Les favoris, et aussi l’air de Iaroslav Ilitch de vouloir fuir son vieil ami, frappèrent Ordynov. C’est curieux. Ils blessèrent même son cœur, qui, jusque là, n’avait pas eu besoin de compassion. Enfin l’homme qu’il avait connu autrefois, simple, débonnaire, naïf – disons même, ouvertement, un peu bête, mais sans prétention – lui était plus agréable. Il est désagréable, en revanche, quand un homme bête et que nous avons aimé en raison même, peut-être, de sa bêtise, se met soudain à être intelligent. Oui, c’est vraiment très désagréable! Mais la méfiance avec laquelle il avait d’abord regardé Ordynov s’effaça aussitôt, et il engagea très amicalement la conversation. Il commença par dire qu’il avait beaucoup à faire, ensuite qu’il y avait longtemps qu’ils ne s’étaient vus; mais, tout d’un coup, leur conversation, prit une tournure étrange.
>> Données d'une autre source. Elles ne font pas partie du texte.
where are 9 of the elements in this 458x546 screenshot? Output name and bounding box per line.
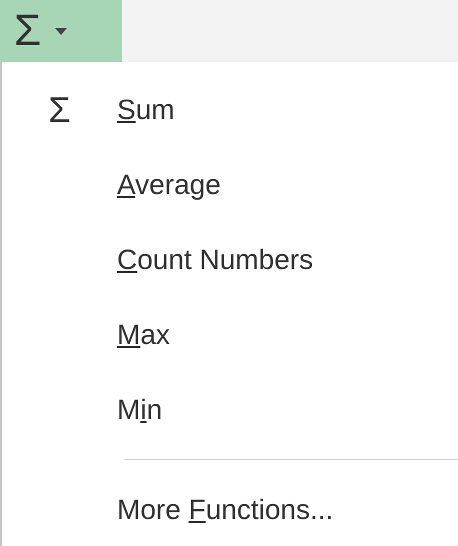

Iaroslav Ilitch se mit à parler de la fausseté des hommes, en général, de la fragilité des biens de ce monde, de la vanité des vanités. Avec une indifférence marquée, il parla de Pouchkine, et de certains bons amis communs, avec aigreur. Enfin il fit allusion à la fausseté de ceux qui se disent des amis alors que la véritable amitié n’existe pas et n’a jamais existé. En un mot Iaroslav Ilitch était devenu plus intelligent.